O jogador sabe que as máquinas são programadas
O psiquiatra de Lajeado, Roberto Lima, afirma que a maioria das pessoas utiliza os “jogos de azar” de forma recreativa sem caracterizar dependência. Um exemplo são as loterias oficiais – Quina, Mega-Sena, Loteria Esportiva e outras.
Segundo o psiquiatra, algumas pessoas desenvolvem uma relação doentia com o jogar. “O tempo e o dinheiro gastos com o jogo assumem uma proporção exagerada na vida do indivíduo. Ele coloca o jogo entre suas prioridades, o que é anormal”, relata.
Ele diz que assim como em outras dependências o sujeito sente “fissura”, ou seja, uma vontade intensa, uma compulsão para jogar. Ao mesmo tempo, enquanto o dependente se envolve mais com o jogar se dedica menos a outras atividades. A resistência em admitir o problema, e/ou a procurar tratamento é comum.
Lima afirma que as pessoas sabem que as máquinas são programadas para dar lucro, mas acreditam, a cada vez que apostam, que “dessa vez” ganharão. “Da mesma forma que há drogas mais potentes, com mais chance de provocar dependência, há jogos que aumentam esse risco”, diz. As máquinas caça-níqueis e outros jogos de premiação instantânea têm essa característica.
O tratamento pode ser com medicamento e principalmente psicoterápico. O médico conta que há técnicas de psicoterapia desenvolvidas para esse tipo de problema, habitualmente o tratamento de poucas sessões. Em alguns casos, é necessário o envolvimento da família.
O desmanche das máquinas
Após o julgamento, as máquinas apreendidas precisam ser destruídas ou receber um destino adequado. Em Lajeado, os sócios José Paulo da Cunha e Guilherme Cordeiro criaram uma empresa para reciclar o lixo eletrônico. É a única no estado com licença ambiental para esse trabalho.
Eles recolhem as máquinas caça-níqueis e os computadores, desmontam o equipamento e fazem a triagem – separação de plástico, metal e outras peças. Os que têm mais capacidade e estão em boas condições são reciclados. Mesas, cadeiras e outros materiais apreendidos passam pelo mesmo processo.

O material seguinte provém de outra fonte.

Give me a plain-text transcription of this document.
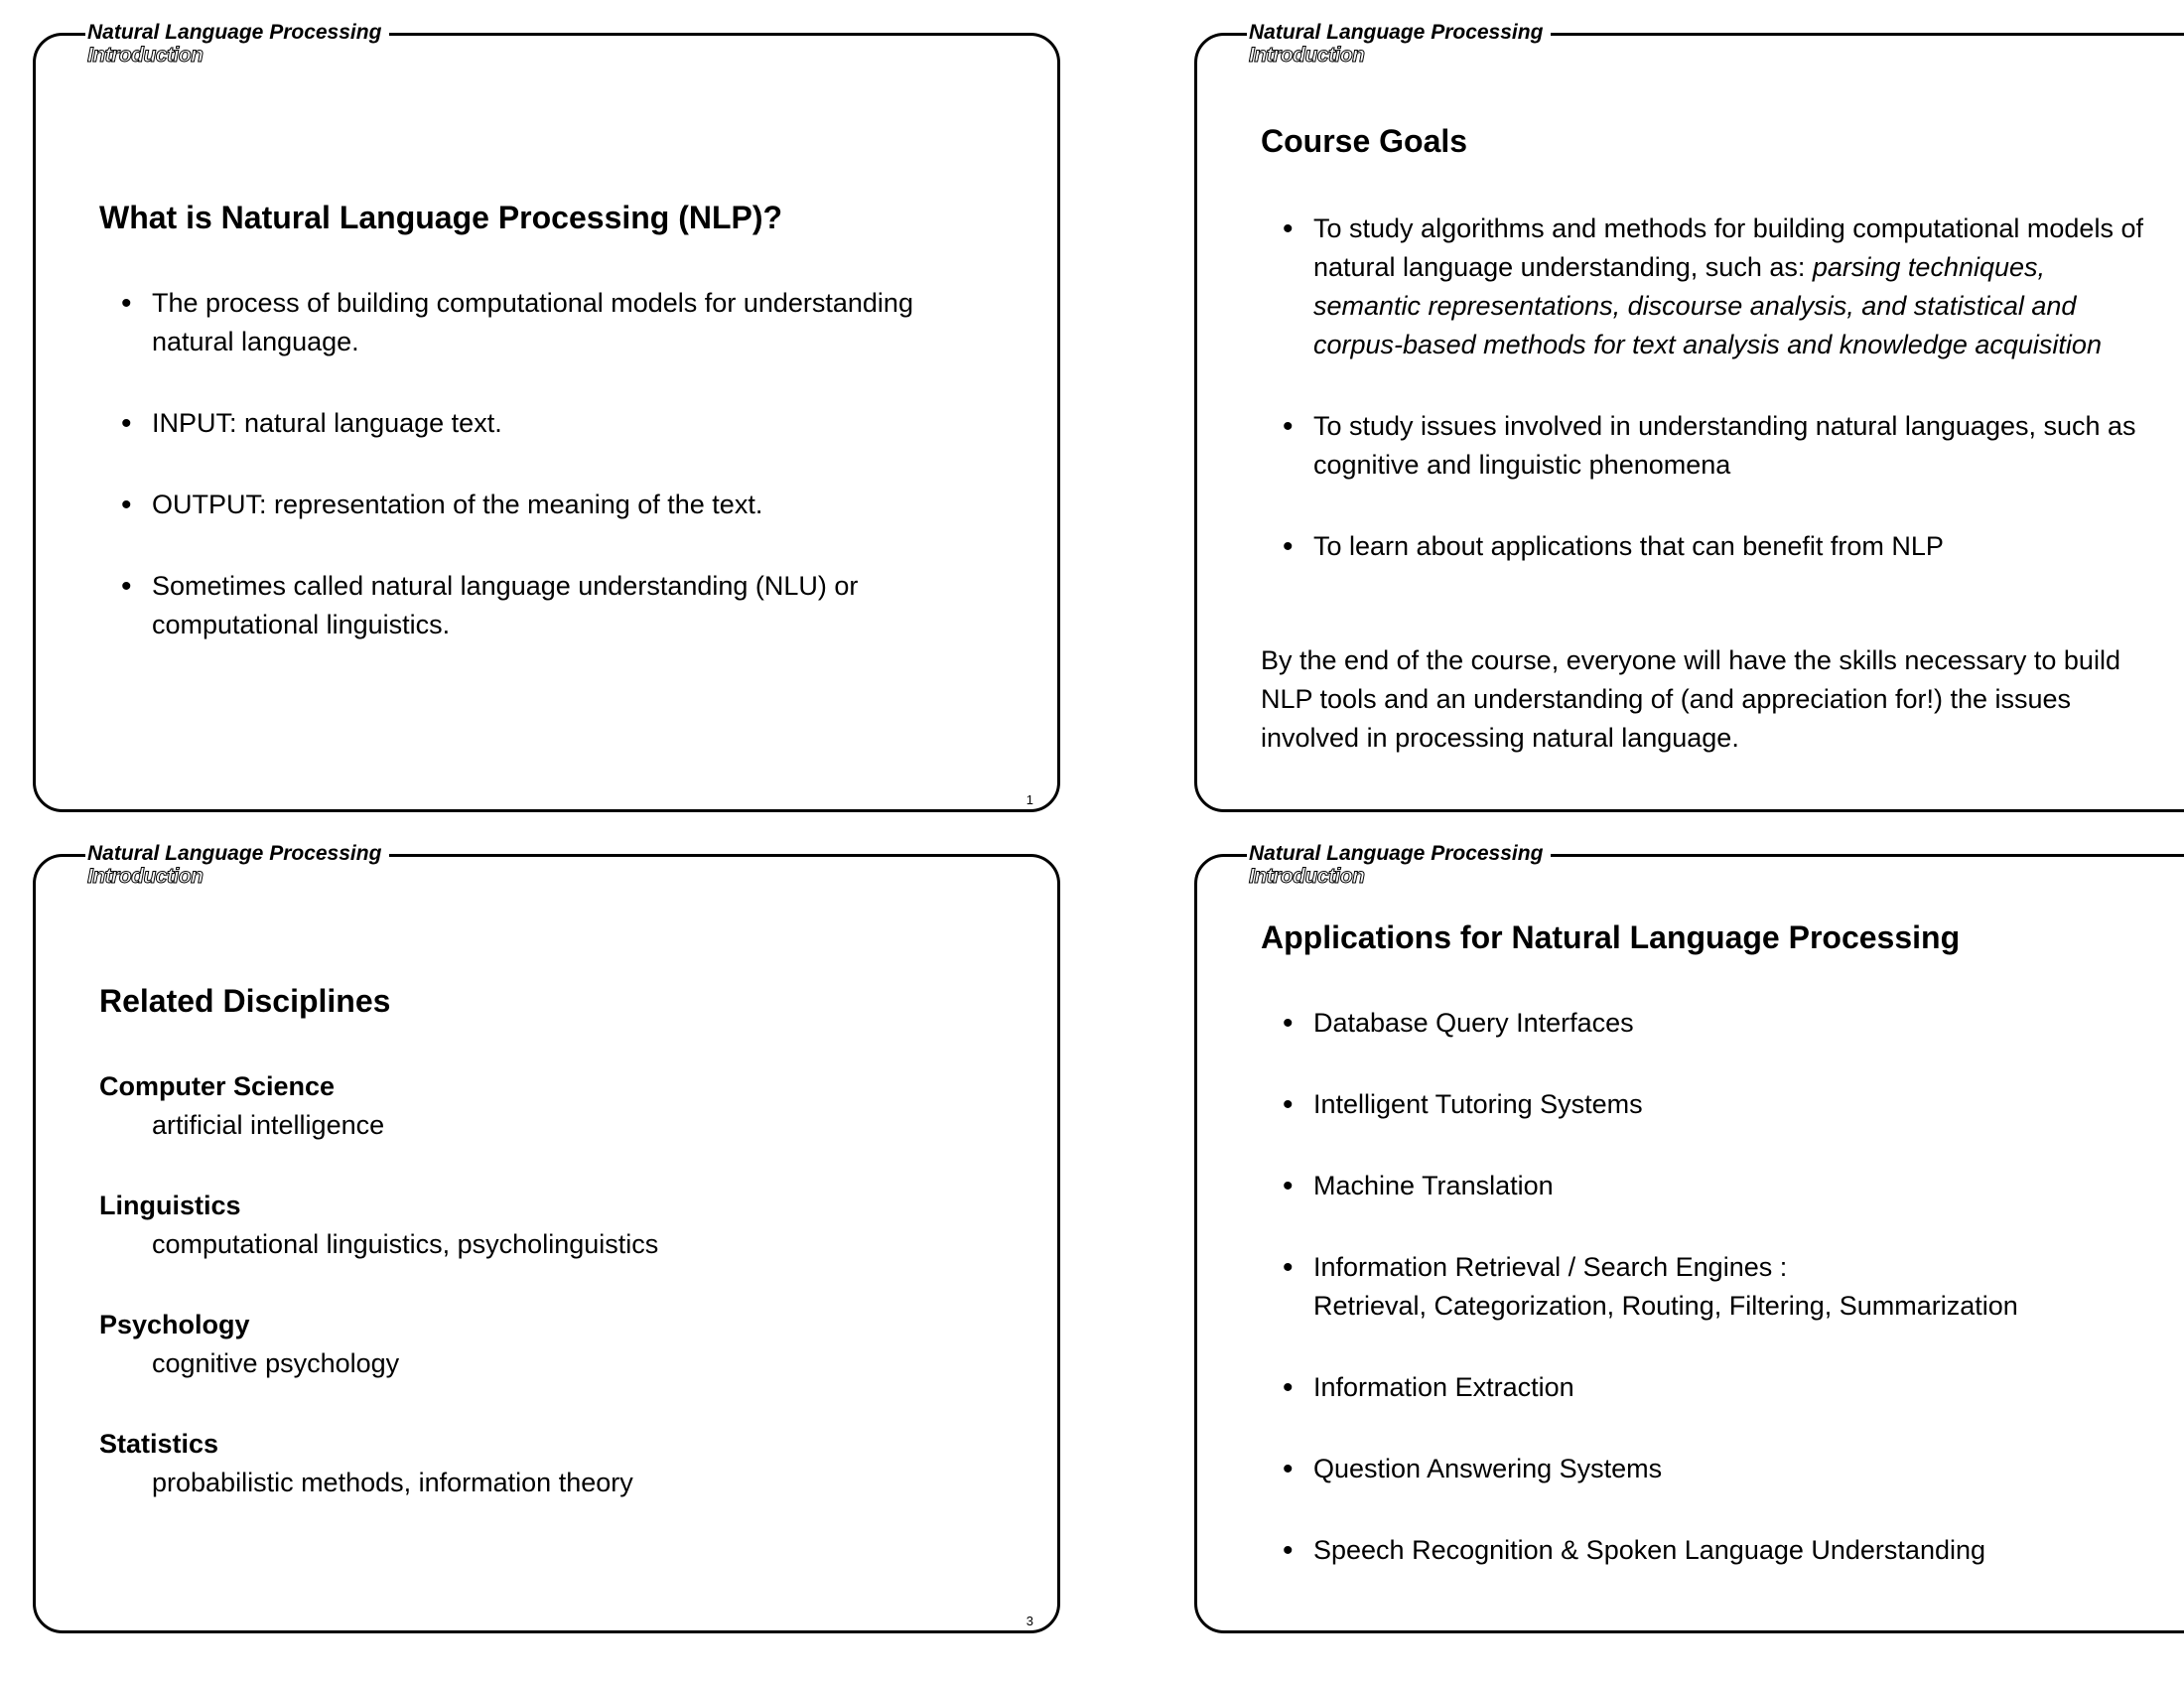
Natural Language Processing
Introduction
What is Natural Language Processing (NLP)?
• The process of building computational models for understanding natural language.
• INPUT: natural language text.
• OUTPUT: representation of the meaning of the text.
• Sometimes called natural language understanding (NLU) or computational linguistics.
1
Natural Language Processing
Introduction
Course Goals
• To study algorithms and methods for building computational models of natural language understanding, such as: parsing techniques, semantic representations, discourse analysis, and statistical and corpus-based methods for text analysis and knowledge acquisition
• To study issues involved in understanding natural languages, such as cognitive and linguistic phenomena
• To learn about applications that can benefit from NLP

By the end of the course, everyone will have the skills necessary to build NLP tools and an understanding of (and appreciation for!) the issues involved in processing natural language.

Natural Language Processing
Introduction
Related Disciplines
Computer Science
artificial intelligence
Linguistics
computational linguistics, psycholinguistics
Psychology
cognitive psychology
Statistics
probabilistic methods, information theory
3
Natural Language Processing
Introduction
Applications for Natural Language Processing
• Database Query Interfaces
• Intelligent Tutoring Systems
• Machine Translation
• Information Retrieval / Search Engines :
Retrieval, Categorization, Routing, Filtering, Summarization
• Information Extraction
• Question Answering Systems
• Speech Recognition & Spoken Language Understanding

Os sócios recebem apoio da Alsepro e da Associação Comercial e Industrial de Lajeado (Acil) e trabalham com projetos, como o de ressocialização do preso. Em parceria com a ONG Drogas Tô Fora – que atende detentos dependentes químicos – serão admitidos na empresa dois presos do regime semiaberto nos próximos dias.
Outro projeto, que ainda não está em prática, é o destino de um computador reciclado por mês a um adolescente carente da cidade.
A internet dá dicas aos jogos
Há páginas na internet que ensinam a jogar em máquinas caça-níqueis. Em algumas os criadores citam mitos e fatos sobre as jogadas, contrariando a Lei Federal de 2007 de proíbe instalação, manutenção e qualquer tipo de ligação com jogos de azar.
Armário escondia bingo
Em setembro, a Brigada Militar (BM) investigou por duas semanas um bar no bairro Americano e descobriu uma sala de jogatina atrás de um armário. Dois jogadores e o proprietário receberam TC e foram indiciados, mas respondem em liberdade.
Oito máquinas caça-níqueis e R$ 260 que estavam dentro delas foram apreendidos. A porta para entrada da sala ficava dentro de um armário em um dos quartos. O ambiente tinha ar-condicionado, exaustor e isolamento acústico, visto que no local não havia ventilação.